Neutrino-heated winds from rotating proto-magnetars

TL;DR

This paper models neutrino-driven winds from rotating, magnetized proto-neutron stars to evaluate their potential as sites for r-process nucleosynthesis and gamma-ray burst engines, highlighting the influence of rotation and magnetic fields.

Contribution

It provides a detailed calculation of steady-state wind properties from proto-magnetars considering magnetic and rotational effects, advancing understanding of their role in nucleosynthesis and GRB production.

Findings

Proto-magnetars with 2-5 ms periods favor third-peak r-process nucleosynthesis.

Moderately rapid proto-magnetars (3-5 ms) could be significant Galactic r-process sites.

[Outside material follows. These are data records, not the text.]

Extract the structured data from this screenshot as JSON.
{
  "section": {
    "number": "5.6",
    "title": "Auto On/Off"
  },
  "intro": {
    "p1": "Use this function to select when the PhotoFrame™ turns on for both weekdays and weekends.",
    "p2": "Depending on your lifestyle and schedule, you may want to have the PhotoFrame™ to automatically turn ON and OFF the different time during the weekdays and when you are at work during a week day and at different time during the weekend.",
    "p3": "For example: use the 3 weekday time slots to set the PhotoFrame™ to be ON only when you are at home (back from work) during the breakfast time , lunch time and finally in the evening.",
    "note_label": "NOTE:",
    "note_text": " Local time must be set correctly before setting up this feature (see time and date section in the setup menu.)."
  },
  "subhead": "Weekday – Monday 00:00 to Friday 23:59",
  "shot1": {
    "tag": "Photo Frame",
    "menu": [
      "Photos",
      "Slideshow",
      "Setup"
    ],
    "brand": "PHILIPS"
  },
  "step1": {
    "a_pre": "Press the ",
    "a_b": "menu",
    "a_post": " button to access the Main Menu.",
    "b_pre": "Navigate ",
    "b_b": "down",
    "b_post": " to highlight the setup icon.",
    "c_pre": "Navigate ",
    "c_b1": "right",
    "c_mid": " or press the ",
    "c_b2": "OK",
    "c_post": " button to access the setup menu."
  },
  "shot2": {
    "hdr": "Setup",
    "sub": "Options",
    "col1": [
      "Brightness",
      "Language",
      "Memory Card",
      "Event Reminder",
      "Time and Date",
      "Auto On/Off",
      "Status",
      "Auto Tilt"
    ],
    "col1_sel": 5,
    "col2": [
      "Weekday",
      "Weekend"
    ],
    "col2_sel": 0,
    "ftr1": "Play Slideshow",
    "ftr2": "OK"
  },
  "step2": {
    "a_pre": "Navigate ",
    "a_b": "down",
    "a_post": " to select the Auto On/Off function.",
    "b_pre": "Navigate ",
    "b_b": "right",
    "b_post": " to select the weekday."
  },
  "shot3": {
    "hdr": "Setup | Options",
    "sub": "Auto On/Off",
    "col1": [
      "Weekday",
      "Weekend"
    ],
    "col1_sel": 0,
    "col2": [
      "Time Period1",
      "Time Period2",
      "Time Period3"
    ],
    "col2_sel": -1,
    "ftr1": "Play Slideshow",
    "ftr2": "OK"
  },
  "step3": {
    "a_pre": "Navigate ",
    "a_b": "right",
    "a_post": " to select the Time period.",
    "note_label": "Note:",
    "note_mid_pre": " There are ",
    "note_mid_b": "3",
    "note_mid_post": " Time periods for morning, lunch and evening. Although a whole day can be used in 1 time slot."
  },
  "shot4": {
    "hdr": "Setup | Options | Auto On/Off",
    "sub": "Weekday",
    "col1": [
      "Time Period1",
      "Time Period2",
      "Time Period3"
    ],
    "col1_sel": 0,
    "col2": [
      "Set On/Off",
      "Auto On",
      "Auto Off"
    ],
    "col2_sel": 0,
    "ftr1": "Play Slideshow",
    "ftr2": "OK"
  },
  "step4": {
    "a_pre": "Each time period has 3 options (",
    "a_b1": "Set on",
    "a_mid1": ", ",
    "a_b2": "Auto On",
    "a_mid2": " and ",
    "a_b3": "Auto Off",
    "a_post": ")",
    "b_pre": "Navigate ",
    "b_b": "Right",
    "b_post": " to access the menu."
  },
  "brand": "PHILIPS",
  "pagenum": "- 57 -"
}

Fast rotators (1-2 ms) can produce ultra-relativistic jets suitable for gamma-ray bursts.

Abstract

We calculate the steady-state properties of neutrino-driven winds from strongly magnetized, rotating proto-neutron stars (`proto-magnetars') under the assumption that the outflow geometry is set by the force-free magnetic field of an aligned dipole. Our goal is to assess proto-magnetars as sites of r-process nucleosynthesis and gamma-ray burst engines. One dimensional solutions calculated along flux tubes corresponding to different polar field lines are stitched together to determine the global properties of the flow at a given neutrino luminosity and rotation period. Proto-magnetars with rotation periods of P~2-5 ms are shown to produce outflows more favorable for the production of third-peak r-process nuclei due to their much shorter expansion times through the seed nucleus formation region, yet only moderately lower entropies, as compared to normal spherical PNS winds. Proto-magnetars with moderately rapid birth periods P~3-5 ms may thus represent a promising Galactic r-process site which is compatible with a variety of other observations, including the recent discovery of possible magnetar-powered supernovae in metal poor galaxies. We also confirm previous results that the outflows from proto-magnetars with P~1-2 ms can achieve maximum Lorentz factors Gamma ~ 100-1000 in the range necessary to power gamma-ray bursts (GRBs). The implications of GRB jets with a heavy nuclei-dominated composition as sources of ultra-high energy cosmic rays are also addressed.